The Mammoth Cheese - Sheri Holman Sheri Holman is becoming one of my favorite authors. The Mammoth Cheese wasn't as much fun to read as my first exposure to Holman - The Dress Lodger - but I still enjoyed it a lot, and Holman continues to create believably quirky characters and believably "mostly happy" endings. As I've mentioned in other contexts, I am drawn toward stories where the protagonists are constantly talking past each other yet - somehow - manage to cope with all that life throws at them and come through in the end.

In The Mammoth Cheese, Holman focuses on the lives of five characters: Margaret Pritchett, whose dairy farm is rapidly sliding into bankruptcy; her daughter, Polly, a precocious 13-year-old who has an unhealthy crush on her History teacher, Mr. Marsh; August Vaughn, whose crush on Margaret is less objectionable than Polly's but is ruining his life; Leland Vaughn, August's father and preacher, who is having a crisis of conscience; and Manda Frank, whose 11-baby pregnancy briefly puts Three Chimneys, Va., on the map.

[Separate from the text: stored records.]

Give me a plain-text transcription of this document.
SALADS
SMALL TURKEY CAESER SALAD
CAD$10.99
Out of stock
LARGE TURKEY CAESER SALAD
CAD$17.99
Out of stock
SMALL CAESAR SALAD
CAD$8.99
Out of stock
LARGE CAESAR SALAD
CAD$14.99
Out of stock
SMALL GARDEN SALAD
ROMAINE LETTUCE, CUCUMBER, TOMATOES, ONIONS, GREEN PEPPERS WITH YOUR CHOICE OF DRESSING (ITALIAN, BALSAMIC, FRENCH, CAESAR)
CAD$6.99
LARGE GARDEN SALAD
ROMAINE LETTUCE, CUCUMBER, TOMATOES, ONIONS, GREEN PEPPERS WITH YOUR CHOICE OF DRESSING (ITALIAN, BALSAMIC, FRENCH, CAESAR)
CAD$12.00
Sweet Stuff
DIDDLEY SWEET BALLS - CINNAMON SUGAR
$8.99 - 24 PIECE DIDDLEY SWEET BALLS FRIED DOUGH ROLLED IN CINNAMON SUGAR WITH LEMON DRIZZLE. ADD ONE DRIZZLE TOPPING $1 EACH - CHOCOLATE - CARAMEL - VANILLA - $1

The closest Holman comes to a "bad guy" in this novel is Mr. Marsh. He first appears as one of those rebellious, inspiring teachers that can fundamentally change his students' lives but it's all a cover for the fact that he's a serial pedophile. And, yes, he can change his students' lives but not for the better. Otherwise, the story is driven by everyone's attempts to make some sort of sense and meaning out of their lives, and I had a good time finding out how they did it.